Amanda arched an eyebrow. “Is that another life motto?” she asked.

Saffy’s bosom inflated. “Yes! It’s the yin to the yang of motto number one!”

A couple of weeks ago, she stormed back into the flat, her face black as night.

Amanda and I were on the couch weighing up our Netflix options — a Marie Kondo re-run or a slasher flick. We looked up at Saffy’s entrance.

“What happened?” Amanda asked.

Saffy’s bosom inflated. “I am never going out again with that Melissa!”

Amanda sucked in her breath. “Oh my God. She ditched you again?”

Saffy flopped onto the sofa next to us. “I just never learn!”

Amanda later told me that she’d been friends with Melissa first and had introduced her to Saffy. “She’s the absolute pits, but she and Saf seemed to hit it off, so I couldn’t wait to palm her off.”

I’ve met the woman a few times. She’s a transplant from New York, and a lawyer in one of the Big Four firms in Raffles Place. The first time I met her, I was in the midst of my obsession with Dr Pimple Popper and Melissa said that was the most disgusting thing she’d ever heard, so that was the end of that potential friendship.

But to hear Saffy now tell it, the woman is actually very nice company.

“When she shows up that is,” Saffy sniffed. “First of all, she does this ridiculous thing of never replying to messages about going out. I have to ask her, like, five times, ‘Shall we catch up?’ before she says, yeah sure! But she never suggests a date, so I have to do that, and then she doesn’t reply. So I follow up. Several times.”

“I’m exhausted already,” I told her.

“It gets worse,” Amanda piped in.

Saffy rolled her eyes. “So if I suggest any day, she’ll say, ‘Oh, my sister may be visiting then. Can I let you know closer to the day?’ Once, she actually said that she might be having her moon cycle on the day we were supposed to meet. ‘Can I let you know?’ I mean, what do you say to that?”

Amanda pursed her lips.
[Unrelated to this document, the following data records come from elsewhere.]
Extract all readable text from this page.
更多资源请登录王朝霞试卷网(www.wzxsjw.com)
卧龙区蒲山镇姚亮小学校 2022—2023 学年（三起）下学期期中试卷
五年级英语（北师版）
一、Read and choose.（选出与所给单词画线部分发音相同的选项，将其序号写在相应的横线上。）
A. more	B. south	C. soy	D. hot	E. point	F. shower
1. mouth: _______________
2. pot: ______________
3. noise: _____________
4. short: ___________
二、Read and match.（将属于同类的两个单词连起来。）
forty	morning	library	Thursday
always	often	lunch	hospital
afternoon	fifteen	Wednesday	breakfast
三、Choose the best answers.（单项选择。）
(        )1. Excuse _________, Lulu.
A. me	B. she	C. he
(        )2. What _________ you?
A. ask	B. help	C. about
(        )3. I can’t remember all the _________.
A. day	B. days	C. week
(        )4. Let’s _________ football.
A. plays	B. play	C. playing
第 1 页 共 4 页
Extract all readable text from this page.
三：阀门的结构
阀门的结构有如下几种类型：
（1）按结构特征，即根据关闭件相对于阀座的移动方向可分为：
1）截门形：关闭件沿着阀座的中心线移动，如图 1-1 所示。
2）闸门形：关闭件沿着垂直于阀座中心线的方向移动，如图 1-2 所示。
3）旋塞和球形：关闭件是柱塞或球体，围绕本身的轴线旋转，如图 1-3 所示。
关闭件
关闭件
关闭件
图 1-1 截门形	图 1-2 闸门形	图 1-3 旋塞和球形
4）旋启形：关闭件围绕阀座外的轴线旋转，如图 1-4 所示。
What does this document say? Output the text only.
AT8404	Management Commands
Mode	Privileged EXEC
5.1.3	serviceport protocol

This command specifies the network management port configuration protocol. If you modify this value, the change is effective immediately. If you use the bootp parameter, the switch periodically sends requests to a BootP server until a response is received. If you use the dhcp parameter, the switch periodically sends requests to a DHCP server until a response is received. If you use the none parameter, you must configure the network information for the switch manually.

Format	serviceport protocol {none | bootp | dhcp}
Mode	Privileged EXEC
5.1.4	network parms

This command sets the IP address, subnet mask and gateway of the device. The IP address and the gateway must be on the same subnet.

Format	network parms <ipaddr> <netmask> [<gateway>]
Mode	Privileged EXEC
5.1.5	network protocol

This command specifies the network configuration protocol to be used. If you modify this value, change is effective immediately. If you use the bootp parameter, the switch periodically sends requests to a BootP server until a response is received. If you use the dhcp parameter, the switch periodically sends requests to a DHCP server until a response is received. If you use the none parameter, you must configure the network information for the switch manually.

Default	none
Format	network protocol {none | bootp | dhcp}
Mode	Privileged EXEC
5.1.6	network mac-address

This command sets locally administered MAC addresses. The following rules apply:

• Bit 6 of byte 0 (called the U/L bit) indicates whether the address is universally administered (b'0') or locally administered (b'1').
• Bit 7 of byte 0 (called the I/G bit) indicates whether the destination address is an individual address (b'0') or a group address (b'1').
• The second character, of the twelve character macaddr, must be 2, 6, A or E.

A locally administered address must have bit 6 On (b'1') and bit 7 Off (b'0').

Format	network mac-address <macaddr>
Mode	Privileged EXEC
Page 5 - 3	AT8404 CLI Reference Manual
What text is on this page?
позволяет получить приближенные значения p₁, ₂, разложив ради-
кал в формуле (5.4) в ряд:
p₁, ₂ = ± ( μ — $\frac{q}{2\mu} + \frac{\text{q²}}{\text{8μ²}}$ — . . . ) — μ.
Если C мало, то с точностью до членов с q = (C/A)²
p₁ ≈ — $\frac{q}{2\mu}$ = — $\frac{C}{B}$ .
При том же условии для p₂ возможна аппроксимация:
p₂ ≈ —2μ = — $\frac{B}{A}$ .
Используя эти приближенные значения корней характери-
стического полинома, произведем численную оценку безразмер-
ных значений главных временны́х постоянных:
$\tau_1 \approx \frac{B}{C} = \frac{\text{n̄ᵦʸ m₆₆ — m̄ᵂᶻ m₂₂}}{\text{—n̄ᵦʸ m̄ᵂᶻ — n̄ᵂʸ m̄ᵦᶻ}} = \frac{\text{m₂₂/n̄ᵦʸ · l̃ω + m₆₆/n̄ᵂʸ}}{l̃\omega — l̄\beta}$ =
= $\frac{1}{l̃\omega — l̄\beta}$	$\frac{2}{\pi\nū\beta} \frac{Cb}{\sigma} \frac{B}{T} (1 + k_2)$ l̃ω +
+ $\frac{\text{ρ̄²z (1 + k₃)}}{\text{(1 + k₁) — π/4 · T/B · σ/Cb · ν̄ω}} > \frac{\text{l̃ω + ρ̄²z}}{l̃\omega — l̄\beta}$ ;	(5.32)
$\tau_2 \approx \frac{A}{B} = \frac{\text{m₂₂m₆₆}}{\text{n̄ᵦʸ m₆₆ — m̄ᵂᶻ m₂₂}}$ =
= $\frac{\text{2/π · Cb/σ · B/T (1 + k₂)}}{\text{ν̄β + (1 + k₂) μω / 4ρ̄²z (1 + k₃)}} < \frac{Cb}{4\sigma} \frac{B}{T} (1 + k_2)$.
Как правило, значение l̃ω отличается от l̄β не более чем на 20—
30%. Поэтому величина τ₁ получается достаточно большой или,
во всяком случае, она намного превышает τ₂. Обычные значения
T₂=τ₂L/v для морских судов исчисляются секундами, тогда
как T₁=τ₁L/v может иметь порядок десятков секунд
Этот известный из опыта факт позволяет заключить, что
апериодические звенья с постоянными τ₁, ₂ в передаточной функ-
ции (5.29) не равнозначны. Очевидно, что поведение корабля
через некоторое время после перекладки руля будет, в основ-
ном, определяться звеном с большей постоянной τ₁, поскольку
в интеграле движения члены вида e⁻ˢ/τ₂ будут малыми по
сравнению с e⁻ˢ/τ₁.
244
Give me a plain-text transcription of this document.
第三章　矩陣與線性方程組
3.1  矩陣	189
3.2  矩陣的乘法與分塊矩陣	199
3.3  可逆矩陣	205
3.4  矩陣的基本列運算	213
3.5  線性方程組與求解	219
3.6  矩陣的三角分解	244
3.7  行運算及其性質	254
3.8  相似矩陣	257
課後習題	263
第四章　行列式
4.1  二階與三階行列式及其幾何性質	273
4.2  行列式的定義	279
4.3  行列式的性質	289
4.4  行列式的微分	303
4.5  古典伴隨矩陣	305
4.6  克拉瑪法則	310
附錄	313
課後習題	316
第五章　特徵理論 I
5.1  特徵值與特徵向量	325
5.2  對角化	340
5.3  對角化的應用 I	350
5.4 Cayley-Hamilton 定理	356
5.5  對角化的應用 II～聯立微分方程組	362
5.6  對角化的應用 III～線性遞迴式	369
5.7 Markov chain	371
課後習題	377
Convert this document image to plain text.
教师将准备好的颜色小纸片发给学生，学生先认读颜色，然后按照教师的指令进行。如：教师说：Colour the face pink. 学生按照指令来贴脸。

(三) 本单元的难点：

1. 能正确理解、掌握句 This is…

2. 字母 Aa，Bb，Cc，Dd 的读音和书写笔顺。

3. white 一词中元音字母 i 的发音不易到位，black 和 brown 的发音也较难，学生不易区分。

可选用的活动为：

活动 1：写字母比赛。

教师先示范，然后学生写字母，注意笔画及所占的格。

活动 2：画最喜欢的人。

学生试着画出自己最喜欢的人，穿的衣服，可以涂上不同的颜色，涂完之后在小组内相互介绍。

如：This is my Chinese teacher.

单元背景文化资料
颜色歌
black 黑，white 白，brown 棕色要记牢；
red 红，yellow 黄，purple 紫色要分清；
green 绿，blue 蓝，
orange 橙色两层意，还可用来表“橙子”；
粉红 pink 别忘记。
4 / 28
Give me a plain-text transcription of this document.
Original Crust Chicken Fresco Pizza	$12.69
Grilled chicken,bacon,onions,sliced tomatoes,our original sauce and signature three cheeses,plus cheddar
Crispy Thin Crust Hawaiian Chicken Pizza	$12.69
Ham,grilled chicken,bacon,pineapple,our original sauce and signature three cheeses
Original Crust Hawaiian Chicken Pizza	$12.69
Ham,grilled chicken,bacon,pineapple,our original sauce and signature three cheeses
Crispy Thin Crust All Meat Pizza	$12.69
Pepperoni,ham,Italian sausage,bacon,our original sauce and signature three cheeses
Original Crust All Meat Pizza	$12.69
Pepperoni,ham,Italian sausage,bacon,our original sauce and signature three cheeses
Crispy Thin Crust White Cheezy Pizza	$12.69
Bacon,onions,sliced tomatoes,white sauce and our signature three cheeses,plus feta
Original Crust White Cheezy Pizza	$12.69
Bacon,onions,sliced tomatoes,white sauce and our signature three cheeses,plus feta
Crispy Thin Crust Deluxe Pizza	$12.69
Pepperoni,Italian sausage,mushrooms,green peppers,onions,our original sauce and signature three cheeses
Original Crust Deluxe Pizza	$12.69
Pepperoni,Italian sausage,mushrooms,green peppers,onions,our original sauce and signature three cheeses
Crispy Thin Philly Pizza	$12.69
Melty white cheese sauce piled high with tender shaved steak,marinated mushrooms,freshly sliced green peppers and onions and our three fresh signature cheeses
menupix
She’d been down this road before. “Nothing.”

“We’ve made so many plans to meet up for coffee, for a movie, for drinks and lunch and dinner and manicures. And it’s always, ‘I’ll let you know?’” Saffy went on, working herself up into a simmering rage.

Amanda asked, “And does she still do that thing where about a week before, she says, she thinks she can make it, and so you start making plans before and after you meet her?”

Saffy’s bosom stiffened. “Totally. I will have the whole afternoon planned out. And she confirms on the day and about half an hour before she’s due to meet, she’ll text and say, ‘I’ve got a headache, I’ll have to cancel lunch!’”

I gasped. “After all that?”

“Well, today, it was a sudden headache. Two weeks ago, she double booked herself. And before that, she had a stomach ache. And before that, her mother was in town. And she would have known about her mother’s visit ages ago. So why string me along? It’s ridiculous! Every. Single. Time.”

Amanda sniffed. “It’s no wonder she’s still single. What man will put up with such crap?”

“I had to have lunch by myself, too!” Saffy’s mouth curled into a pout as Amanda rubbed her back. “Seriously, people are so disappointing! Though why am I surprised?”

“Come on, I’ll take us all out to dinner. It’ll cheer you up.”

Saffy sighed. “I’m not sure I’m up for dinner after all that. I’ll let you know?”